Baking question about lemon cake and curdling
January 11, 2024 7:16 PM   Subscribe

Recently I made Nagi’s lemon cake and it was lovely, but the step where you add the heated milk to the lemon juice resulted in a curdled mess. Future me would like to avoid this, for aesthetic reasons.

At the time I proceeded anyway as this is basically like baking with buttermilk, and it worked out fine, but as curdling produces precipitated protein chunks, the final cake had this brown flecked appearance. I also assume that it means the milk is performing differently in the batter given it basically turns into curds and whey. But when I think about it, I don’t see how this step can’t result in curdling (acid + hot dairy = protein precipitation, after all). When you look at the recipe pictures, there is zero curdling, and only one person in the ~300 comments mentions this happening to them. Nagi is typically very detailed in her instructions, so if it was supposed to happen I believe she would mention it. I want to make it again but without the curdling, as it seems this is possible.

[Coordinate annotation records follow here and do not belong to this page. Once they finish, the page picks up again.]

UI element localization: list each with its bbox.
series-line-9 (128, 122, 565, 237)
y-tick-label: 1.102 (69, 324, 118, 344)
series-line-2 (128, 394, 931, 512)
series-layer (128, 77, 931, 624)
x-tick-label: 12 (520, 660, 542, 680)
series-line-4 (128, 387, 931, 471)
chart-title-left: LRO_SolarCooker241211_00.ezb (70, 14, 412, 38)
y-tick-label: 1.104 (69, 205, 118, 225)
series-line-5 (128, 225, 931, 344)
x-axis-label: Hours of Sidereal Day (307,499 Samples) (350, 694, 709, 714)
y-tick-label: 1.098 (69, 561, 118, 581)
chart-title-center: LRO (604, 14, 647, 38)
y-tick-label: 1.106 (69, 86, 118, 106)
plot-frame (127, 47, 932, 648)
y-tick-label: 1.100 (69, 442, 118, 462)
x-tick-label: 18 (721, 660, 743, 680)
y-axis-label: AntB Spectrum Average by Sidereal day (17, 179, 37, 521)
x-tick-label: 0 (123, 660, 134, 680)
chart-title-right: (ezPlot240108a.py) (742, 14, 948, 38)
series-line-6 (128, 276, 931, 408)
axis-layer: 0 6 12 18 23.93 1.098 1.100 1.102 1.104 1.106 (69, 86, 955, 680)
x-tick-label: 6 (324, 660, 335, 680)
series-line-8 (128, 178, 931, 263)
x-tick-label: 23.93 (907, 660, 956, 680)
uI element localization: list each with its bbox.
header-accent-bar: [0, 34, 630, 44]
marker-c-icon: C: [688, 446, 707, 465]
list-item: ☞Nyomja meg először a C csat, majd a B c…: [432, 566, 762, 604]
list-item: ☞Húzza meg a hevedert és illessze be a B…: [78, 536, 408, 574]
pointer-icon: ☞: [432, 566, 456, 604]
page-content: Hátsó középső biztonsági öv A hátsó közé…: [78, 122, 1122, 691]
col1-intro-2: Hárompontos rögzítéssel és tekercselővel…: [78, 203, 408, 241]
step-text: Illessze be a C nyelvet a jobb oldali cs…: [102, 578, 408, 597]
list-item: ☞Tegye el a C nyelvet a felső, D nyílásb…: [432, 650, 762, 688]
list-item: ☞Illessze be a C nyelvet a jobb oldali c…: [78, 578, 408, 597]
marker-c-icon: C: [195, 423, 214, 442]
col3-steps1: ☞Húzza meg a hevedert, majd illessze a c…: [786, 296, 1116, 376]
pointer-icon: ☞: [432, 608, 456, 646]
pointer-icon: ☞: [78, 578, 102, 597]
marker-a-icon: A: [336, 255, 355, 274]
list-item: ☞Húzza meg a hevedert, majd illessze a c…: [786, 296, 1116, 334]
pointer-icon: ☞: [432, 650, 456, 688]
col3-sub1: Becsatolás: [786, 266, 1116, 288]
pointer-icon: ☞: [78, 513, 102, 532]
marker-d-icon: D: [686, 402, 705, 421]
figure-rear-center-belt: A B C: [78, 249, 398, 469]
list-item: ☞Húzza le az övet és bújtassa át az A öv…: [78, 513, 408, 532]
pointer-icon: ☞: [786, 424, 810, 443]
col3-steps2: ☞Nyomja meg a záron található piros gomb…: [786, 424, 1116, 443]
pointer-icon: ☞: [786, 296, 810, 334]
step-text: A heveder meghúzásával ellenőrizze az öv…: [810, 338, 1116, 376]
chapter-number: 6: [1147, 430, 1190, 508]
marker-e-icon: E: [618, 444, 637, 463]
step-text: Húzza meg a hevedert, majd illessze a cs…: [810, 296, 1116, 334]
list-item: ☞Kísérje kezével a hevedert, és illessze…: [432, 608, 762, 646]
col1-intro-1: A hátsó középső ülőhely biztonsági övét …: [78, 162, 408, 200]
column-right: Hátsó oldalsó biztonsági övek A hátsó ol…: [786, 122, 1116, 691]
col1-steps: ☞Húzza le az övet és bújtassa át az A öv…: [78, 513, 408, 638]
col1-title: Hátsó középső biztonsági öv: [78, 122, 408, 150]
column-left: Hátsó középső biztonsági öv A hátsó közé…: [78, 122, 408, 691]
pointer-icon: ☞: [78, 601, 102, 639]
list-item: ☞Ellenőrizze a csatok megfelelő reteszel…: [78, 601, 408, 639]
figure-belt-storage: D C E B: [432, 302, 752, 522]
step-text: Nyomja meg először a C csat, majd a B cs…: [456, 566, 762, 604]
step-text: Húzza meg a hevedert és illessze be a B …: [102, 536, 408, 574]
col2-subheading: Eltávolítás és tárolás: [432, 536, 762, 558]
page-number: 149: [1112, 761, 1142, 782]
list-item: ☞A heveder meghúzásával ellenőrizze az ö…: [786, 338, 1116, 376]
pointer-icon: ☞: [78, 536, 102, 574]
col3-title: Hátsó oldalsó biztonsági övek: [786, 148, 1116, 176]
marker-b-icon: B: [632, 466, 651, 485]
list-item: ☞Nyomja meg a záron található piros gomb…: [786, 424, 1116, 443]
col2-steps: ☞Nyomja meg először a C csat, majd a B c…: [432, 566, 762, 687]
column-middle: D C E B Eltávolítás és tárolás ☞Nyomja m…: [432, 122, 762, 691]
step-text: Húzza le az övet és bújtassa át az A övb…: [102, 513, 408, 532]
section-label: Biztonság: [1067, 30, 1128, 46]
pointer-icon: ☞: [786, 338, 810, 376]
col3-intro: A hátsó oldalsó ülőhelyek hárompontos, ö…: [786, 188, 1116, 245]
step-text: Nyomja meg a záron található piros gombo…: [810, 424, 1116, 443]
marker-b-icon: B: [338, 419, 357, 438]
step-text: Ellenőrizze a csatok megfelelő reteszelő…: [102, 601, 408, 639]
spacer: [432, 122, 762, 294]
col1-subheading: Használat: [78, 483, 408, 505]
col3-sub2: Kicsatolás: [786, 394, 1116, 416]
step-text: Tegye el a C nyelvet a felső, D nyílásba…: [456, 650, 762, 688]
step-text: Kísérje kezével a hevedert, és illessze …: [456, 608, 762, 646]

Does anyone have any suggestions I could try? I’d be tempted to just add the lemon juice or the milk after the rest of the liquid ingredients are incorporated into the batter, but I think the idea is to mix it as little as possible after the first step to retain volume in the batter.

Thanks!
posted by BeeJiddy to Food & Drink (4 answers total) 6 users marked this as a favorite
 
Best answer: The recipe text at the bottom seems to indicate that the warm milk + melted butter get poured beside the lemon juice + zest, but not actively mixed until the "lightening" when you whisk them both together with 1.5c of the egg batter. Is it possible that this phase is supposed to work more like a whisking of both lemon and milk/butter into the egg batter, so that both get sufficiently diluted by the batter before the juice has the chance to curdle the milk? Did you instead mix the milk/butter directly into the lemon juice before you added the batter?

Alternately, could your milk have been too hot? The recipe says not to boil it, just to heat until the butter melts.
posted by Bardolph at 7:33 PM on January 11, 2024 [1 favorite]


Best answer: Cooks Illustrated’s short-lived science spinoff had an article about making clarified milk punch (404ed, but here’s a mirror) that talked about the difference of adding citrus to milk or adding milk to citrus:
Adding milk to the punch invariably resulted in a twisted mass of curds suspended irregularly within the punch. This happens because the milk comes in contact with the highly acidic punch and coagulates on impact. The result is that only a portion of the punch actually gets clarified, giving you a colorful (in a bad way!), cloudy drink. Adding the punch to milk might not seem all that different at first glance, but it’s all about rate of acidification. As the (acidic) punch streams into the milk, it slowly (relative to the milk-into-punch method) drops the pH of the milk. Once all the punch is in the milk, the pH is low enough (lower than 4.6, the pH at which casein proteins precipitate, or fall out of solution) for it to curdle. At that point the milk and punch are evenly mixed, so when the milk curdles it’s able to trap impurities from the entire mass.
Sounds like your recipe should have specified (slowly) adding the lemon juice to the milk mixture and not the other way around. Depending on the amount of lemon juice it might not curdle at all because the pH never gets low enough.
posted by fedward at 7:38 PM on January 11, 2024 [7 favorites]


Best answer: I dug out my On Food and Cooking because I remembered McGee had a good section on milk curdling... a couple ideas that popped out:
  • He advises to always add hot to cold, to prevent flash coagulation of a small amount of cold liquid as it enters the heat.
  • Milk proteins unfold at 160 degrees F (70 C), at which point they will start to bond to each other. I don't think you want to go any higher than that.
  • Did you use skim milk? Fat globules will grab on to casein proteins as they unfold, which prevents the protein from sticking to itself and creating curds. A whole-milk and lemon mixture will resist curdling much better than a skim one. (He notes that anything over 25% fat will bind to all the casein and eliminate curdling entirely, even with a lot of acid, which is why you can boil a cream sauce)
  • Any chance the milk was a little less fresh? He notes that the pH of milk naturally drops as it ages, which takes away some of your anti-curdling insurance.
  • If nothing else works, McGee also notes that a little bit of starch in the mix can prevent most curdling - a tablespoon of flour, or 2 teaspoons of cornstarch of arrowroot, per cup of milk - because the starches gelatinize at 175F (77C), right as the proteins are opening up and looking for something to grab on to.
Good luck! The recipe looks delicious.
posted by graphweaver at 8:56 PM on January 11, 2024 [7 favorites]


Response by poster: Thanks so much, everyone. These are all excellent ideas/suggestions, and I'll incorporate aspects of each next time I make this.

There is definitely a chance my milk was a tad hot the first time I made it so I will be especially careful there. I think the idea of adding a little starch or batter could be a good idea either way and shouldn't negatively affect it.